He stopped in front of my cell, peering at me between the thick bars of the gate. I couldn’t make out his features in the darkness but I had the impression he was older. My breathing went a little shallow in my throat, wondering if this was my chance.

Dothikkar?” I rasped softly, my voice husky and hoarse. When did I last have water? I’d emptied the skin the Ghertun had given me before they’d dropped me off a day’s walk from Dothik.

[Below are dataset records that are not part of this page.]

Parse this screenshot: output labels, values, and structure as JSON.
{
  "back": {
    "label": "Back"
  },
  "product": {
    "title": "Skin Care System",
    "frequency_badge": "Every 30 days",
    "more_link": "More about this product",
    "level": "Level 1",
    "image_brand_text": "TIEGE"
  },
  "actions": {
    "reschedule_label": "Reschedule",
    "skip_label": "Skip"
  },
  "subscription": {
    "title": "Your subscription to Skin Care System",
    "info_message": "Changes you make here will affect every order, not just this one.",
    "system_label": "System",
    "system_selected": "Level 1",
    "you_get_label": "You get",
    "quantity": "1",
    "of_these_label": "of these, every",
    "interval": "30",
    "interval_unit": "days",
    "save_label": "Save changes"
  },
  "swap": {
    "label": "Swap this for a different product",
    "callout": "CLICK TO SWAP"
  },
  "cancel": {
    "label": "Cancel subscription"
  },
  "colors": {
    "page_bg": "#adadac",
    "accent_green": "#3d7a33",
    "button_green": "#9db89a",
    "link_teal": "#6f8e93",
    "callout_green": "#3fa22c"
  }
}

The figure made a huffing sound, turned, and bit out an order to the guards. They sprang into motion, opening my cell after fumbling with the keys. Once opened, one of the guards strode forward and unchained my shackles from the wall, though he kept my hands bounds.

He pulled me up, surprisingly gently, and I was thankful for it. My bones ached, my limbs felt heavy. I’d twisted my left leg shortly after I’d snuck into Dothik and it twinged sharply when I walked forward.

As I approached the darkened figure, I saw that I’d been correct in thinking he was older. Though his hair was dark—I didn’t think the Dakkari’s hair turned grey like humans’ did as we aged—the lines in his face, deep and weathered, gave him away. His back was hunched slightly and when he reached forward to grab my face, turning it this way and that way, I saw that his hands shook.

His nose wrinkled. The night before, the Dakkari male had said I stunk like rotting flesh, no doubt because of the stream filth I’d used to coat my hair dark. I’d grown immune to it and right then, my hygiene seemed like the last thing I should be worried about.

“Why do you request to see the Dothikkar?” he asked. His voice was strong, hardened. The Ghertun had wrongly assumed that not many in Dothik would speak the universal tongue. Every Dakkari being I’d encountered thus far had.

“I—” I began, but my voice croaked. “I have a message for him.”

I was all too aware that once I delivered the message, the Dakkari might decide to kill me and send me back to the Ghertun as a warning.

“A message?” the male scoffed, peering at me in the darkness. His red eyes glowed, reminding me of the Dakkari male’s eyes last night, twin orbs in the darkness. “What message could a vekkiri bring that the Dothikkar would listen to?”

I swallowed.

“How did you get into the capital?” he demanded, stepping forward. The guard behind me shifted.

“I have a message for the Dothikkar,” I said, proud when my voice didn’t shake, though my limbs trembled. It didn’t matter how I’d breached the city. “A message from Lozza, the Ghertun king.”

The male froze.

Neffar?” he growled. The guard behind me moved. The guard behind the older male did as well, his hand coming to the hilt of his sword.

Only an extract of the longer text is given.